Quant à la cérémonie festive tenue le 12 mars 2007, il a été déterminé que le patriarche n'avait pas subi de pressions inappropriées pour signer l'accord, et que les fondements de la cause de l'oppression n'étaient certainement pas en cours de formation ; qu'à ce stade, la formulation de l'accord était définitive et définitive ; et que, selon la loi israélienne, les actions du patriarche lors de la cérémonie peuvent être considérées comme une preuve de son intention de conclure un accord de compromis.
Quant à la lettre de reconnaissance du gouvernement d'Israël, il a été jugé que même si la date fixée dans les détails était passée, le Patriarcat, par sa conduite et ses présentations, avait donné son consentement à prolonger la date de délivrance de la lettre de reconnaissance.
Concernant la confirmation du Saint-Synode En ce qui concerne l'accord de règlement, il a été déterminé que cette approbation avait bien été donnée.

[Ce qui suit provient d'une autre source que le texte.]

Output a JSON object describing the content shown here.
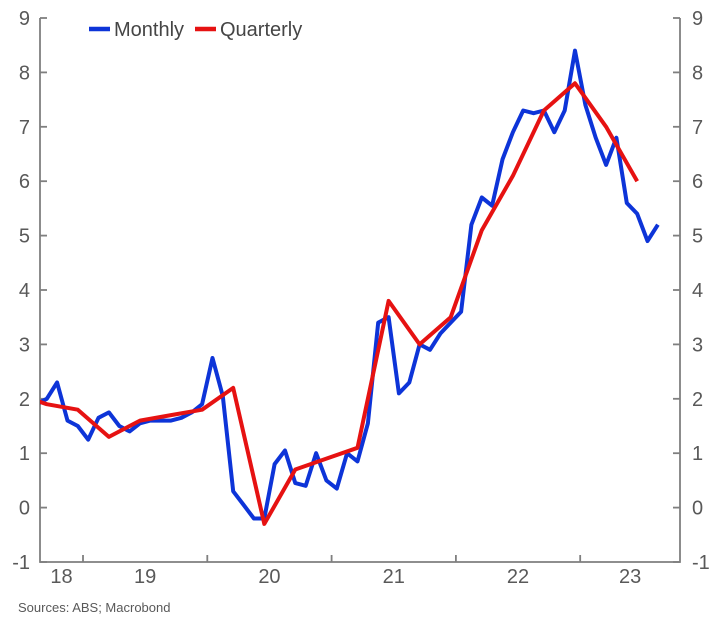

Le tribunal a insisté sur le fait que les procès-verbaux des réunions du synode avaient une valeur probante significative et essentielle pour décider de la question de l'approbation du saint synode, mais jusqu'au jour du jugement, le Patriarcat n'avait pas respecté l'ordonnance de divulgation du procès-verbal et n'avait pas transmis le texte demandé à la Municipalité ou au tribunal ; et que, conformément à la règle de la connaissance spéciale et à la règle de la meilleure preuve, ainsi qu'aux témoignages d'Himanuta, ce dernier avait réussi à lever le fardeau de la persuasion et à prouver que le Saint-Synode avait été approuvé, contrairement aux affirmations du Patriarcat.
- Compte tenu de ce qui précède, il a été jugé que Aucun accord contraignant n'a été conclu entre les parties. Parallèlement, le tribunal de première instance a conclu que le patriarcat avait agi de mauvaise foi en refusant de signer l'accord de règlement ; que, bien qu'il ait justifié son retrait des négociations par l'absence de financement pour le règlement par un tiers, le libellé de l'accord indique que sa validité n'était pas conditionnelle à cela ; et qu'il n'a pas été prouvé que le désaccord entre les parties concernant la « lettre de réconfort » aurait conduit au refus de signer l'accord sans le retrait du Patriarcat des négociations. Il fut également déterminé qu'en tenant compte du fait qu'à part la signature formelle de l'accord, il n'y avait pas d'autres questions qui n'avaient pas encore été convenues ; compte tenu du degré de culpabilité du patriarcat ; Et à la lumière du « cri d'équité » qui découle des circonstances de l'affaire, à la lumière de tout cela, il existe des exceptions qui justifient l'octroi de dommages-intérêts de subsistance en raison d'un manque de bonne foi dans les négociations.
En ce qui concerne la compensation convenue prévue à l'article 11 de l'accord de règlement du 15 avril 2008, selon lequel pour chaque retard d'un an dans le paiement du montant du règlement, un intérêt en dollars au taux de 8 % sera ajouté, il a été déterminé qu'il n'existe pas de ratio raisonnable entre le dommage et le taux d'indemnisation, et il a donc été déterminé que le Patriarcat ne devait pas être tenu de le faire. Il a également été jugé que la réclamation de Himanuta est une réclamation contractuelle en tant que valide, et qu'il ne s'agit pas d'une action en responsabilité délictuelle dans laquelle le Patriarcat a été poursuivi conjointement avec d'autres parties en tant que coupables conjoints, et que la réclamation du Patriarcat selon laquelle les sommes reçues (ou recevront) de Himanuta doivent être déduites du montant de l'indemnisation dans le cadre de la réclamation en responsabilité délictuelle déposée contre les autres défendeurs ne devrait pas être acceptée. En résumé, le tribunal de première instance a statué que le Patriarcat doit un paiement de 13 millions de dollars à Himanuta.
- Pour des raisons de complétude, et bien que les appels devant nous ne valident pas ces décisions du tribunal de première instance, je note que la réclamation de Himanuta contre les « changeurs d'argent » pour le remboursement des fonds qui leur sont passés a été rejetée car il n'a pas été jugé que les éléments du délit de vol avaient été remplis ; et que le procès intenté par Himanuta contre les fraudeurs (qui incluait également des motifs délictuels) a été accepté, de sorte que l'homme d'affaires a été condamné à restituer une somme égale à la totalité des dommages de Himanuta - 20 millions de dollars - et la personne supplémentaire qui l'a assisté a été pénalisée de 4,5 millions de dollars, tout cela en déduisant les sommes déjà saisies ou payées.